Viele Mineralien können rein theoretisch zu Glas werden, da Glas eher ein Aggregatzustand ist und kein bestimmtes Material. Durch extrem schnelle Abkühlung nach großer Hitze entsteht Glas relativ häufig. Bei einem Vulkanausbruch kann geschmolzene Lava so schnell abkühlen, dass verschiedene natürliche Glase entstehen. Bimsstein ist Schaumglas vulkanischen Ursprungs. Es ist sehr leicht durch die eingeschlossene Luft und undurchsichtig.

Obsidian ist Vulkanglas ohne Lufteinschlüsse, meist recht dunkel bis schwarz wegen der Verunreinigungen darin, aber durchsichtig bis durchscheinend, wenn der Stein dünn genug ist. Wenn ein Blitz in Sandboden einschlägt, dann können bei bis zu 30 000°C Hitze meterlange, durch geschmolzene Sandkörner versinterte Glasröhren entstehen (Fulgurit). Bei einem Meteoriteneinschlag entstehen durch die Einschlagshitze und den Druck verschiedene Glase, die noch lange nach dem Einschlag auf dieses Ereignis hinweisen (Impatkglas).

Murrinenglas

Viele Funde aus der Römerzeit lassen darauf schließen, dass schon damals diese Technik der Murrinenglasherstellung bekannt war. Auch bekannt als Millefiori war sie lange Zeit in Vergessenheit geraten und erst im 19. Jahrhundert in Murano von den Manufakturen der Artisti Barovier und Venini & C. wiedereingesetzt.

Lange verschiedenfarbige Glasstränge werden miteinander kombiniert und zusammengeschmolzen, sodass sich im Querschnitt Muster ergeben. Diese Stränge werden dann in Scheiben geschnitten. Der Durchmesser dieser Scheiben (Murrinen) schwankt zwischen ein paar Millimeter und mehreren Zentimetern, die zu Objekten weiter verarbeitet werden. In einer Methode werden die Murrinen auf eine Metallplatte gelegt und zusammengeschmolzen. Dieser 'Teppich' wird dann auf einen, an einer Glaspfeife sitzenden  Glaszylinder aufgetragen und mit einer weiteren Glasschicht überfangen.

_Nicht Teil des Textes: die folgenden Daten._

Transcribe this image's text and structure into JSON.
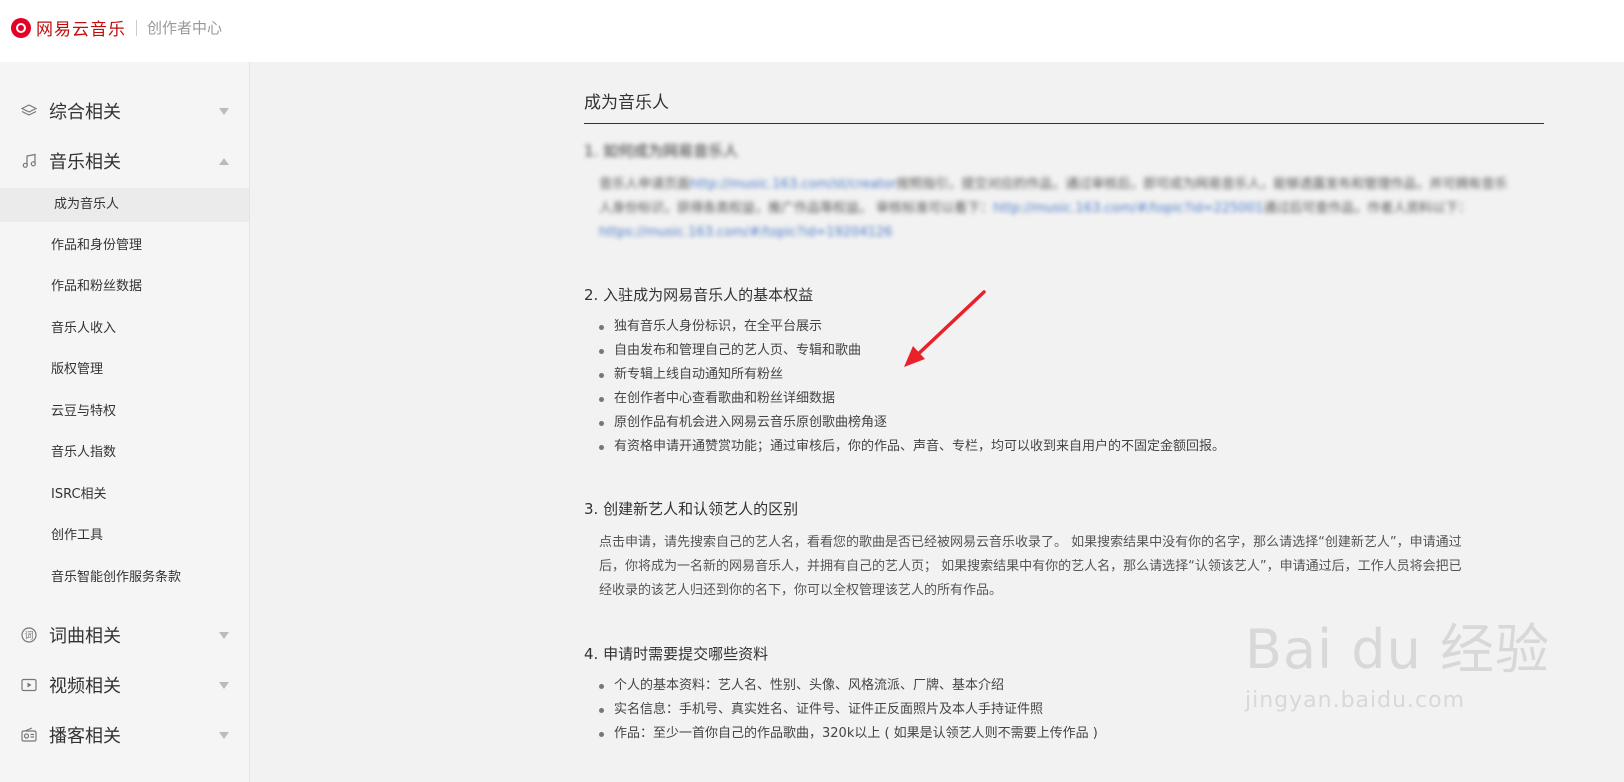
{
  "header": {
    "brand": "网易云音乐",
    "subtitle": "创作者中心"
  },
  "sidebar": {
    "categories": [
      {
        "label": "综合相关",
        "icon": "layers-icon",
        "expanded": false
      },
      {
        "label": "音乐相关",
        "icon": "music-note-icon",
        "expanded": true
      },
      {
        "label": "词曲相关",
        "icon": "lyrics-icon",
        "expanded": false
      },
      {
        "label": "视频相关",
        "icon": "video-icon",
        "expanded": false
      },
      {
        "label": "播客相关",
        "icon": "radio-icon",
        "expanded": false
      }
    ],
    "music_items": [
      "成为音乐人",
      "作品和身份管理",
      "作品和粉丝数据",
      "音乐人收入",
      "版权管理",
      "云豆与特权",
      "音乐人指数",
      "ISRC相关",
      "创作工具",
      "音乐智能创作服务条款"
    ],
    "active_item": "成为音乐人"
  },
  "content": {
    "title": "成为音乐人",
    "s1": {
      "heading": "1. 如何成为网易音乐人",
      "text_a": "音乐人申请页面",
      "link_a": "http://music.163.com/st/creator",
      "text_b": "按照指引，提交对应的作品，通过审核后，即可成为网易音乐人，能够透露发布和管理作品，并可拥有音乐人身份标识，获得各类权益，推广作品等权益。 审核标准可以看下：",
      "link_b": "http://music.163.com/#/topic?id=225001",
      "text_c": "通过后可查作品，作者人资料以下：",
      "link_c": "https://music.163.com/#/topic?id=19204126"
    },
    "s2": {
      "heading": "2. 入驻成为网易音乐人的基本权益",
      "items": [
        "独有音乐人身份标识，在全平台展示",
        "自由发布和管理自己的艺人页、专辑和歌曲",
        "新专辑上线自动通知所有粉丝",
        "在创作者中心查看歌曲和粉丝详细数据",
        "原创作品有机会进入网易云音乐原创歌曲榜角逐",
        "有资格申请开通赞赏功能；通过审核后，你的作品、声音、专栏，均可以收到来自用户的不固定金额回报。"
      ]
    },
    "s3": {
      "heading": "3. 创建新艺人和认领艺人的区别",
      "lines": [
        "点击申请，请先搜索自己的艺人名，看看您的歌曲是否已经被网易云音乐收录了。 如果搜索结果中没有你的名字，那么请选择“创建新艺人”，申请通过",
        "后，你将成为一名新的网易音乐人，并拥有自己的艺人页；  如果搜索结果中有你的艺人名，那么请选择“认领该艺人”，申请通过后，工作人员将会把已",
        "经收录的该艺人归还到你的名下，你可以全权管理该艺人的所有作品。"
      ]
    },
    "s4": {
      "heading": "4. 申请时需要提交哪些资料",
      "items": [
        "个人的基本资料：艺人名、性别、头像、风格流派、厂牌、基本介绍",
        "实名信息：手机号、真实姓名、证件号、证件正反面照片及本人手持证件照",
        "作品：至少一首你自己的作品歌曲，320k以上  ( 如果是认领艺人则不需要上传作品 )"
      ]
    }
  },
  "annotation_color": "#e8212b",
  "watermark": {
    "main": "Bai du 经验",
    "sub": "jingyan.baidu.com"
  }
}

So entstehen Vasen, Flaschen und Gläser mit einer raffinierten Musterung. Eine andere Methode, mit der man Zierteller und Schalen herstellt ist folgende: In einer Form werden die Murrinen nach einem bestimmten Muster angeordnet und mit Glaspulver ausgefüllt. Dann wird die Form erhitzt, bis sich die Masse  verbindet und nach der Abkühlung werden die Unregelmäßigkeiten mit Glasmacherwerkzeugen abgeschliffen.

"Goldrubinglas"

Diese Färbetechnik ist im 17. Jahrhundert von Alchemisten entdeckt worden. Beim Versuch, Gold herzustellen erkannte man, dass sehr feine Goldpartikel (Nanopartikel) in einer Glasschmelze eine tiefrote Farbe ergibt, egal wie dick die Wandung ist.

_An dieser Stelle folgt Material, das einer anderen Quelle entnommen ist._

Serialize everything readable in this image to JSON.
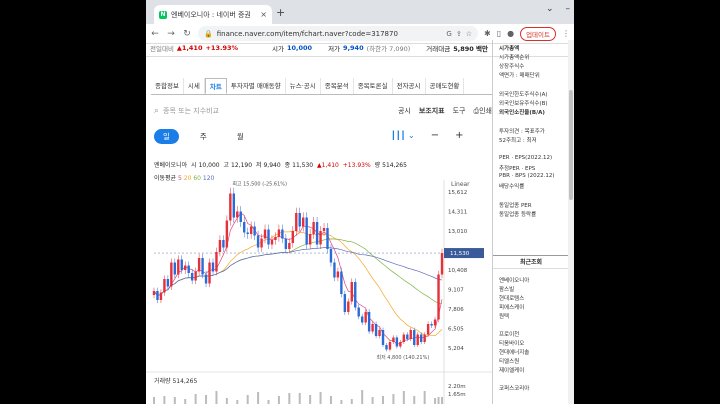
{
  "browser": {
    "tab_title": "엔베이오니아 : 네이버 증권",
    "favicon": "N",
    "new_tab": "+",
    "url": "finance.naver.com/item/fchart.naver?code=317870",
    "update_label": "업데이트"
  },
  "stock_header": {
    "prev_label": "전일대비",
    "change": "▲1,410",
    "change_pct": "+13.93%",
    "open_label": "시가",
    "open": "10,000",
    "low_label": "저가",
    "low": "9,940",
    "low_extra": "(하한가 7,090)",
    "amount_label": "거래대금",
    "amount": "5,890 백만"
  },
  "menu": [
    "종합정보",
    "시세",
    "차트",
    "투자자별 매매동향",
    "뉴스·공시",
    "종목분석",
    "종목토론실",
    "전자공시",
    "공매도현황"
  ],
  "search": {
    "placeholder": "종목 또는 지수비교",
    "options": [
      "공시",
      "보조지표",
      "도구",
      "인쇄"
    ]
  },
  "periods": [
    "일",
    "주",
    "월"
  ],
  "ohlc": {
    "name": "엔베이오니아",
    "o_label": "시",
    "o": "10,000",
    "h_label": "고",
    "h": "12,190",
    "l_label": "저",
    "l": "9,940",
    "c_label": "종",
    "c": "11,530",
    "chg": "▲1,410",
    "pct": "+13.93%",
    "v_label": "량",
    "v": "514,265"
  },
  "ma": {
    "label": "이동평균",
    "p1": "5",
    "p2": "20",
    "p3": "60",
    "p4": "120"
  },
  "chart_data": {
    "type": "line",
    "scale": "Linear",
    "y_ticks": [
      "15,612",
      "14,311",
      "13,010",
      "11,530",
      "10,408",
      "9,107",
      "7,806",
      "6,505",
      "5,204"
    ],
    "current_price": "11,530",
    "max_label": "최고 15,500 (-25.61%)",
    "min_label": "최저 4,800 (140.21%)",
    "volume_label": "거래량",
    "volume": "514,265",
    "volume_ticks": [
      "2.20m",
      "1.65m"
    ],
    "ylim": [
      4800,
      16000
    ],
    "series_close": [
      9000,
      8400,
      8900,
      9800,
      9300,
      10900,
      10100,
      11100,
      10400,
      10700,
      10200,
      9700,
      10300,
      11200,
      10100,
      9500,
      10900,
      10300,
      11600,
      12400,
      11900,
      13700,
      15500,
      13900,
      14300,
      13600,
      12900,
      12800,
      13300,
      12700,
      11900,
      12500,
      13100,
      12100,
      12400,
      12600,
      13100,
      12500,
      11800,
      12200,
      13000,
      14200,
      13300,
      13900,
      12100,
      12800,
      13600,
      12100,
      13000,
      13200,
      11800,
      10900,
      9900,
      10300,
      8800,
      7600,
      8300,
      9600,
      7900,
      7300,
      6900,
      7600,
      6300,
      6800,
      6000,
      6400,
      5400,
      5100,
      5600,
      5900,
      5300,
      5600,
      6100,
      5800,
      6400,
      5400,
      6100,
      5600,
      6100,
      6800,
      6700,
      7100,
      10100,
      11530
    ],
    "ma_colors": [
      "#e0457b",
      "#f5a623",
      "#7cb342",
      "#5c6bc0"
    ]
  },
  "right_panel": {
    "rows_top": [
      "시가총액",
      "시가총액순위",
      "상장주식수",
      "액면가 : 매매단위"
    ],
    "rows_foreign": [
      "외국인한도주식수(A)",
      "외국인보유주식수(B)",
      "외국인소진율(B/A)"
    ],
    "rows_invest": [
      "투자의견 : 목표주가",
      "52주최고 : 최저"
    ],
    "rows_per": [
      "PER · EPS(2022.12)",
      "추정PER · EPS",
      "PBR · BPS (2022.12)",
      "배당수익률"
    ],
    "rows_same": [
      "동일업종 PER",
      "동일업종 등락률"
    ],
    "recent_title": "최근조회",
    "recent_items": [
      "엔베이오니아",
      "팜스빌",
      "현대로템스",
      "피에스케이",
      "원텍",
      "",
      "프로이천",
      "티움바이오",
      "현대에너지솔",
      "티엘스원",
      "제이엘케이",
      "",
      "코퍼스코리아"
    ]
  }
}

Dieser Effekt tritt allerdings erst ein, wenn das Glas nach der Herstellung nochmals erhitzt wird. Wurde früher bei Glasgefäßen, Fenstergläsern und Ampelgläsern angewandt. Heutzutage wird günstigeres Selenrubinglas genommen, welches allerdings eher gelbstichig ist.

Farbglas

In den Anfängen der Glasherstellung war es eher problematisch klare Gläser herzustellen. Durch die Verunreinigungen in den Ausgangsmaterialien kam schnell ein Farbstich in die Gläser, der eigentlich unerwünscht war. Erst durch die Möglichkeit, reinere chemische Komponenten zu bekommen, konnte man Rezepte erstellen, die eine gezielte Farbgebung bewerkstelligen.

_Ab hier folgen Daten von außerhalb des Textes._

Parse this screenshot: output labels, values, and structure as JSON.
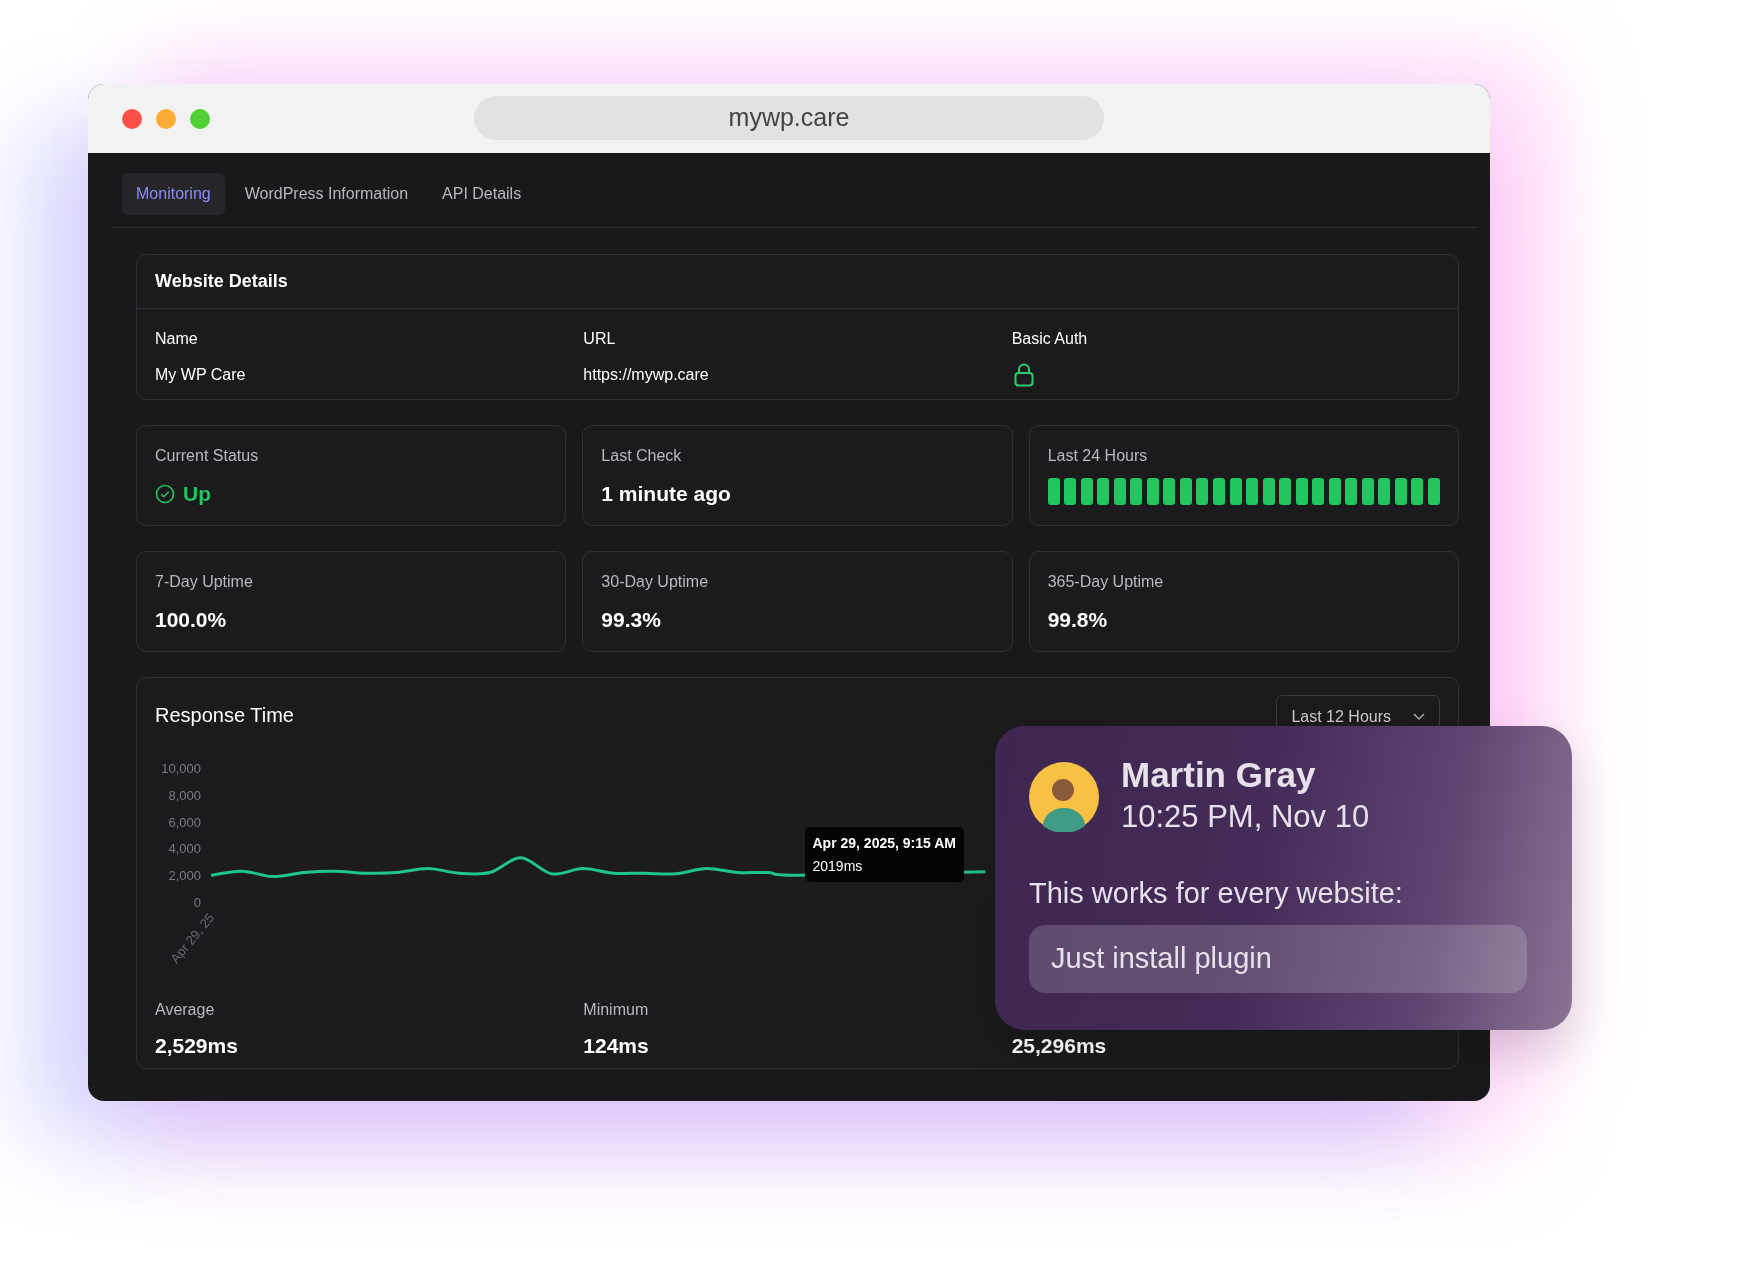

Durch die Beimengung von verschiedenen Metallen kann man diverse Farben erzeugen. Früher galt es als wichtiges Firmengeheimnis, solche Farbrezepte zu besitzen und zu verhindern, dass sie verraten wurden. Dies war ein Grund, warum im 13. Jahrhundert die Glashütten in Venedig auf die Insel Murano verlegt wurden. Man konnte sie besser überwachen. Bestimmte Metalle oder deren Oxide ergeben bestimmte Farben. Mit Eisen bekommt man grünblaugrün oder gelb, mit Kupfer blau oder rot und mit so exotischen Metallen wie Neodym oder Europium bekommt man rosa, purpur oder violettes Glas. 

Es gibt auch die Möglichkeit, Gläser mit einem unerwünschten Farbstich wieder zu entfärben. Durch Aufhebung der Komplementärfarben kann man mit Mangan einen Grünstich entfernen. Die Arbeit mit verschiedenfarbigen Gläsern in der Glaskunst ist ein sehr häufig eingesetztes  Stilmittel und hat diverse Techniken hervorgebracht, die oft auch noch kombiniert werden.